Neumann affirms that the pattern which the fibrin or coagulum of the blood forms is peculiar to each animal, and Dr. Day, of Geelong, has independently confirmed his researches: this very interesting observation perhaps has not received the attention it merits.

When there is sufficient of the blood present to obtain a few milligrms. of ash, there is a means of distinguishing human blood from that of other common mammals, which has been neglected by authorities on the subject, and which may be found of real value. Its principle depends upon the relative amounts of potassium and sodium in the blood of man as compared with that in the blood of domestic animals. In the blood of the cow, sheep, fowl, pig, and horse, the sodium very much exceeds the potassium in the ash; thus the proportion of sodium oxide to that of potassium oxide in the blood of the sheep is as K₂O ·1 : Na₂O ·6; in that of the cow, as 1 : 8; in that of the domestic fowl, as 1 : 16; while the same substances in human blood are sometimes equal, and vary from 1 : 1 to 1 : 4 as extremes, the mean numbers being as 1 : 2·2. The potassium is greater in quantity in the blood-corpuscles than in the blood serum; but, even in blood serum, the same marked differences between the blood of man and that of many animals is apparent.
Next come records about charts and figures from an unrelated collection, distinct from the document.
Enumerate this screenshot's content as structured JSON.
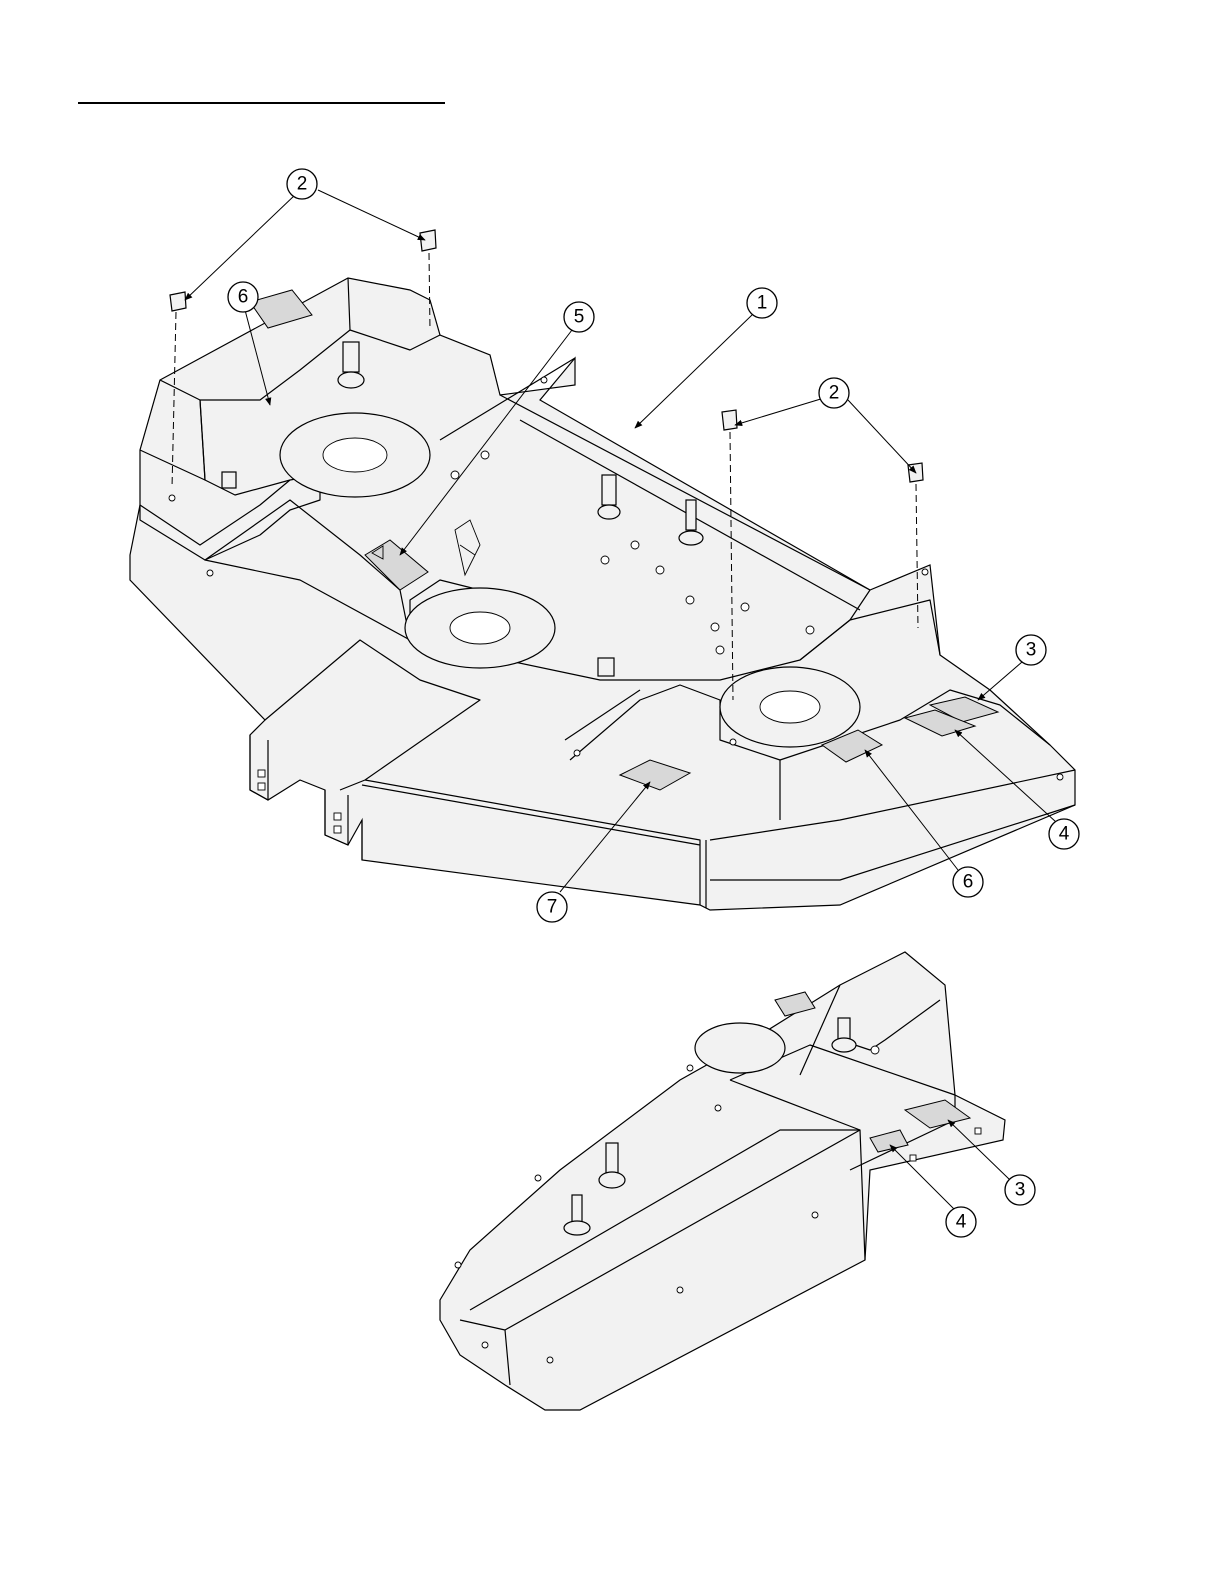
{
  "callouts": [
    {
      "label": "2"
    },
    {
      "label": "6"
    },
    {
      "label": "5"
    },
    {
      "label": "1"
    },
    {
      "label": "2"
    },
    {
      "label": "3"
    },
    {
      "label": "4"
    },
    {
      "label": "6"
    },
    {
      "label": "7"
    },
    {
      "label": "4"
    },
    {
      "label": "3"
    }
  ],
  "colors": {
    "line": "#000000",
    "decal": "#d8d8d8",
    "background": "#ffffff"
  }
}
Thus, the proportion of potash to soda being as 1 : 10 in human blood, the proportion in sheep’s blood is 1 to 15·7; in horse’s serum as 1 to 16·4; and in the ox as 1 to 17. Since blood, when burnt, leaves from 6 to 7 per thousand of ash, it follows that a quantitative analysis of the relative amounts of potassium and sodium can only be satisfactorily effected when sufficient of the blood is at the analyst’s disposal to give a weighable quantity of mineral matter. On the other hand, much work requires to be done before this method of determining that the blood is either human, or, at all events, not that of an herbivorous animal, can be relied on. We know but little as to the effect of the ingestion of sodium or potassium salts on either man or animals, and it is possible—nay, probable—that a more or less entire substitution of the one for the other may, on certain diets, take place. Bunge seems in some experiments to have found no sodium in the blood of either the cat or the dog.

The source from which the blood has emanated may, in a few cases, be conjectured from the discovery, by microscopical examination, of hair or of buccal, nasal, or vaginal epithelium, &c., mixed with the blood-stain.